Joanne, age 38, is a mom of two. She and her husband are small business owners — proprietors of the Golden Taps pub in beautiful Golden B.C. They work hard to cope with high housing prices. It now takes 15 years for the typical 25 to 34 year old to save a 20 per cent down payment for an average home in B.C., whereas it took just five years in 1976. To compensate, Joanne shoulders a part-time job on top of their small business, working as the early childhood co-ordinator in Golden.
Joanne and her husband are squeezed further because child-care services for their kids would cost the equivalent of another mortgage. This added expense comes after they sacrificed many, many thousands of dollars from their household income to spend enough time at home when their kids were really young.
Joanne is not alone. Many others under 45 ask: why are families unaffordable (FU) today compared a generation ago? This FU is far more offensive to generations in their prime child-rearing years than any four-letter slur.
Joanne used to feel ashamed. Ashamed in front of her parents, who enjoyed a far more solid economic foundation when they were her age.
But her shame disappears when she learns it’s not her fault that young people’s wages are down when compared to 1976, nor that housing prices are 80 per cent higher across the country. That’s just bad timing.
Joanne decided to shine a light on the bad timing for everyone in her community to see. Her strategy is simple: reclaim the "sex, drugs and rock & roll" of the 1960s and 70s. Back then, when people were drinking and dancing, they were also debating the war in Vietnam, civil rights, and gender equality. For Joanne, the time, income and service squeeze with which so many in her generation struggle is now a problem of similar magnitude. She thinks Canadians of all ages must rediscover fun ways to talk about the squeeze in order to add their voice to this generational story. So she hosted a WTF? Party (Where’s the Family?) and packed her bar full with citizens from Golden, including the mayor and many on council.
Some try to discredit younger Canadians like Joanne for being ‘entitled’ when they propose policy change to reduce the squeeze.
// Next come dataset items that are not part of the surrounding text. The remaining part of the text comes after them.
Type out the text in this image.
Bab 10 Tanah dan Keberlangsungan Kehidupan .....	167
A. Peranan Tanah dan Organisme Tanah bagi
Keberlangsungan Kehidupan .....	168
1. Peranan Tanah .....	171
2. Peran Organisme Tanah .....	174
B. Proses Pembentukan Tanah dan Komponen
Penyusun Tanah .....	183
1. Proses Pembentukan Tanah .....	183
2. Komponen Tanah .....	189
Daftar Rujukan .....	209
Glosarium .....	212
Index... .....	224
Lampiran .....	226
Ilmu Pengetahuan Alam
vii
Such critics ignore the facts. Each year governments spend around $37,500 per Canadian aged 65-plus (mostly on medical care, CPP, and OAS). By contrast, governments spend just $9,200 per Canadian for those under 45 (mostly on Grade 1 to 12, post-secondary, EI and medical care).
While higher spending per capita on retirees makes sense because aging brings frailty, the gap between spending on older and younger generations merits scrutiny, especially since wealth among Canadians approaching retirement today has tripled on average compared to the same age group in 1976.
Adding just $1,100 to annual spending per Canadian under 45 could save families from paying the equivalent of an additional mortgage when they stay at home with a newborn or use child-care services. The resulting savings would be enough for the typical young family to pay off student debt, or put aside a down payment five years sooner, or reduce their mortgage faster, or invest in an RRSP that with compound interest will add $193,000 to retirement income.
Narrowing the generational spending gap is the policy solution for which Joanne aims. By hosting WTF? Parties or Gen Squeeze picnics, galas and get-togethers, she believes Canadians can have fun while influencing political parties of all stripes to acknowledge that socio-economic challenges are growing faster for younger generations, even as Canada’s population ages.
Paul Kershaw is a policy professor at the University of British Columbia.